GLP-1 is a hormone secreted by cells in the ileum. After secretion, the active form (GLP-17–36) is rapidly converted to the inactive form (GLP-19–36) by dipeptidyl peptidase-4. GLP-1 is thought to have a role in the ‘ileal break’ mechanism which slows the entry of nutrients into the large intestine to facilitate absorption in the small intestine( Reference Degen, Oesch and Matzinger 119 ). It has been proposed that GLP-1 may influence satiety by slowing gastric emptying and prolonging gastric distention( Reference Little, Pilichiewicz and Russo 120 ). GLP-1 may also directly interact with the brain and GLP-1 receptors have been found in the hypothalamus( Reference Alvarez, Martinez and Roncero 121 ). There is a correlation between postprandial GLP-1 concentration and activation of areas in the hypothalamus associated with satiety( Reference Pannacciulli, Le and Salbe 122 ). While this evidence suggests a role for GLP-1 in satiety this has still to be confirmed. Several studies have infused GLP-1 and examined the effect on food intake in appetite but have provided mixed results. While some studies report that infusing GLP-1 reduces food intake and/or appetite( Reference Gutzwiller, Degen and Matzinger 114 , Reference Flint, Raben and Astrup 123 Reference Nagell, Wettergren and Pedersen 125 ), other studies have found no effect on the same outcome measures( Reference Brennan, Feltrin and Horowitz 116 , Reference Little, Pilichiewicz and Russo 120 , Reference Long, Sutton and Amaee 126 , Reference Neary, Small and Druce 127 ). It has also been argued that the studies demonstrating an effect of GLP-1 on food intake or appetite used supra-physiological doses of GLP-1 and its relevance to satiety under normal conditions remains unclear( Reference Mars, Stafleu and de Graaf 128 ).

PYY3–36 is released primarily in the distal gastrointestinal tract and acts as a agonist on the Y2 receptor in the hypothalamus( Reference Batterham, Cowley and Small 129 , Reference Nonaka, Shioda and Niehoff 130 ). A potential effect of PYY3–36 on food intake was first reported in 2002 by Batterham et al. ( Reference Batterham, Cowley and Small 129 ) who found that food intake was reduced by 33 % in the 24 h after PYY3–36 was infused for 2 h. While subsequent studies report that infusing PYY3–36 reduces food intake or increases satiety this only occurs at higher doses or when infused with GLP-1( Reference Neary, Small and Druce 127 , Reference Degen, Oesch and Casanova 131 Reference le Roux, Borg and Murphy 134 ). Some authors have suggested that the effect of PYY3–36 on food intake may be due to feelings of nausea rather than an effect on satiety( Reference Degen, Oesch and Casanova 131 , Reference le Roux, Borg and Murphy 134 ). In a review, it was concluded that there was no overlap between the circulating concentration of PYY3–36 following a meal and following infusion of PYY3–36 ( Reference Mars, Stafleu and de Graaf 128 ). This raises questions about the role of PYY3–36 in the normal satiety process. Further research is required to fully characterise the role of PYY3–36 in the satiety process.
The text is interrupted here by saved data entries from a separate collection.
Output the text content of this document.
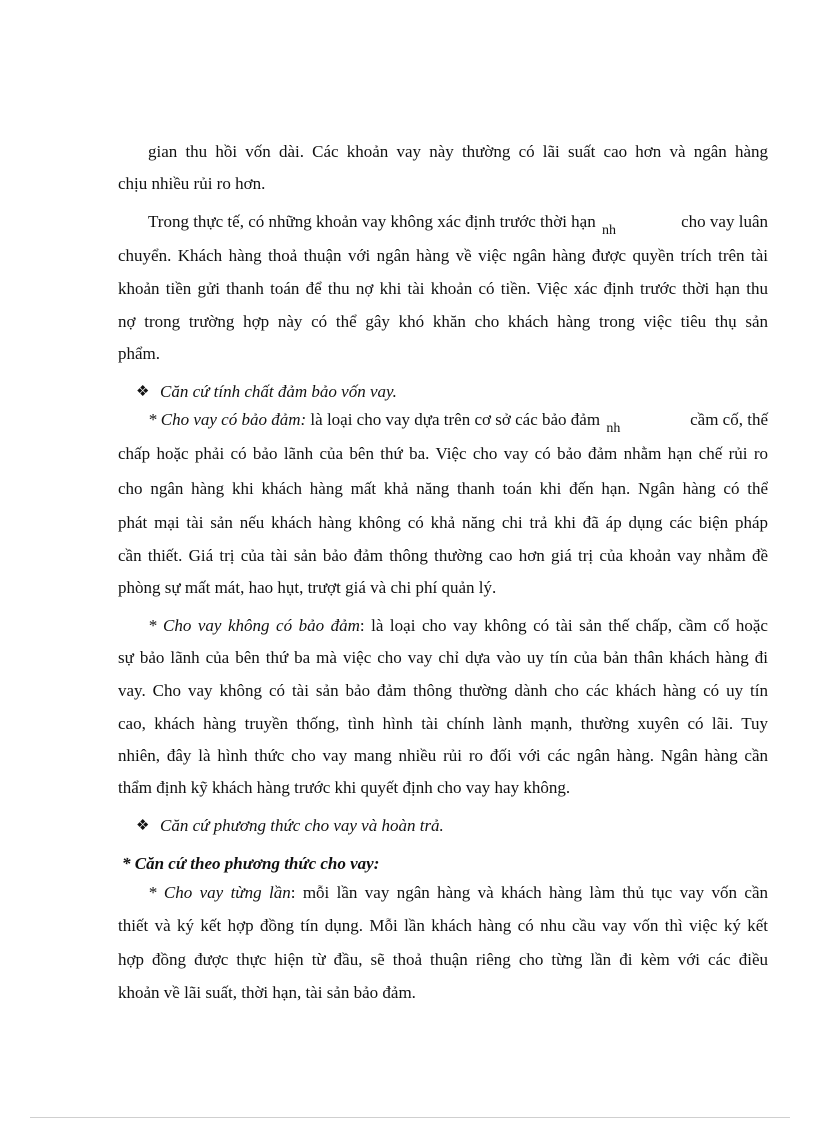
gian thu hồi vốn dài. Các khoản vay này thường có lãi suất cao hơn và ngân hàng
chịu nhiều rủi ro hơn.
Trong thực tế, có những khoản vay không xác định trước thời hạn $_{nh}$	cho vay luân
chuyển. Khách hàng thoả thuận với ngân hàng về việc ngân hàng được quyền trích trên tài
khoản tiền gửi thanh toán để thu nợ khi tài khoản có tiền. Việc xác định trước thời hạn thu
nợ trong trường hợp này có thể gây khó khăn cho khách hàng trong việc tiêu thụ sản
phẩm.
❖ Căn cứ tính chất đảm bảo vốn vay.
* Cho vay có bảo đảm: là loại cho vay dựa trên cơ sở các bảo đảm $_{nh}$	cầm cố, thế
chấp hoặc phải có bảo lãnh của bên thứ ba. Việc cho vay có bảo đảm nhằm hạn chế rủi ro
cho ngân hàng khi khách hàng mất khả năng thanh toán khi đến hạn. Ngân hàng có thể
phát mại tài sản nếu khách hàng không có khả năng chi trả khi đã áp dụng các biện pháp
cần thiết. Giá trị của tài sản bảo đảm thông thường cao hơn giá trị của khoản vay nhằm đề
phòng sự mất mát, hao hụt, trượt giá và chi phí quản lý.
* Cho vay không có bảo đảm: là loại cho vay không có tài sản thế chấp, cầm cố hoặc
sự bảo lãnh của bên thứ ba mà việc cho vay chỉ dựa vào uy tín của bản thân khách hàng đi
vay. Cho vay không có tài sản bảo đảm thông thường dành cho các khách hàng có uy tín
cao, khách hàng truyền thống, tình hình tài chính lành mạnh, thường xuyên có lãi. Tuy
nhiên, đây là hình thức cho vay mang nhiều rủi ro đối với các ngân hàng. Ngân hàng cần
thẩm định kỹ khách hàng trước khi quyết định cho vay hay không.
❖ Căn cứ phương thức cho vay và hoàn trả.
* Căn cứ theo phương thức cho vay:
* Cho vay từng lần: mỗi lần vay ngân hàng và khách hàng làm thủ tục vay vốn cần
thiết và ký kết hợp đồng tín dụng. Mỗi lần khách hàng có nhu cầu vay vốn thì việc ký kết
hợp đồng được thực hiện từ đầu, sẽ thoả thuận riêng cho từng lần đi kèm với các điều
khoản về lãi suất, thời hạn, tài sản bảo đảm.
Environmental factors that influence eating behaviour

Hunger and meal initiation

It is likely that under normal circumstances, where food is reliably available, meal initiation is largely influenced by our schedules or the opportunistic access to foods( Reference Woods 82 , Reference Strubbe and Woods 135 ). In a study that asked obese participants why they initiated a meal the most common response (32·7 % of respondents) was that it was a meal time( Reference Tuomisto, Tuomisto and Hetherington 136 ) and only 20 % of meals were initiated in response to hunger. It appears that hunger is not a necessary stimulus for meal initiation, with a study finding that the exposure to a palatable food was sufficient to cause meal initiation even when the individual was sated( Reference Cornell, Rodin and Weingarten 137 ). Moreover, the sight and proximity of food have also been found to stimulate food intake independent of hunger( Reference Wansink, Painter and Lee 24 ).
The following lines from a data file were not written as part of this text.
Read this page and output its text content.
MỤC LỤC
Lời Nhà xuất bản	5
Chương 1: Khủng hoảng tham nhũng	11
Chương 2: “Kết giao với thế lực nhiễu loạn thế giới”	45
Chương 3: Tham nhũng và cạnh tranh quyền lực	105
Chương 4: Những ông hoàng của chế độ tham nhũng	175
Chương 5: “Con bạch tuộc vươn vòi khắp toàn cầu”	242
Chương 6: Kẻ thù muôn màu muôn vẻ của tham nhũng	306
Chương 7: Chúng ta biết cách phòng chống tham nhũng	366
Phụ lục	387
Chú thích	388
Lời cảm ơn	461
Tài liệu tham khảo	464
Another potentially key contributor to meal initiation is food cravings. Food cravings are experienced by 21–97 % of the population and are defined as an intense desire to consume a specific food independent of hunger( Reference Gendall, Joyce and Abbott 138 ). Food cravings typically involve the desire to eat energy-dense, high-fat foods( Reference Gilhooly, Das and Golden 139 ). Data indicate that obese people experience more frequent food cravings than their lean counterparts( Reference Abiles, Rodriguez-Ruiz and Abiles 140 , Reference Franken and Muris 141 ). A study that used diet records has reported an association between food cravings and energy intake( Reference Hill, Weaver and Blundell 142 ) while a laboratory study found that specific food cravings were associated with intake of a corresponding food( Reference Martin, O’Neil and Tollefson 143 ). It has been suggested that cravings and other forms of food cue reactivity should lead to increased food intake and consequently weight gain. However, studies provide inconsistent results and further study is required. For instance, while several studies have found that food cue exposure can increase eating in adults( Reference van den Akker, Jansen and Frentz 144 Reference Ferriday and Brunstrom 146 ) and is associated with weight gain( Reference Demos, Heatherton and Kelley 147 , Reference Yokum, Gearhardt and Harris 148 ), other studies have failed to show any associations( Reference Jansen, Nederkoorn and van Baak 149 Reference Zoon, He and de Wijk 151 ). A recent meta-analysis combined the results from forty-five studies and found a statistically significant but moderate effect of food cue reactivity and craving on eating (r 0·33)( Reference Boswell and Kober 152 ).

Satiation

In general, it seems that in the short term meal size is determined by environmental factors, although physiology clearly places limits on the amount that is eaten in a meal. However, it must be remembered that long-term body-weight regulatory systems may exert an increasing influence on meal size if body weight is being gained or lost. Therefore, caution should be used when interpreting the results gained from the short-term studies that are discussed in this section.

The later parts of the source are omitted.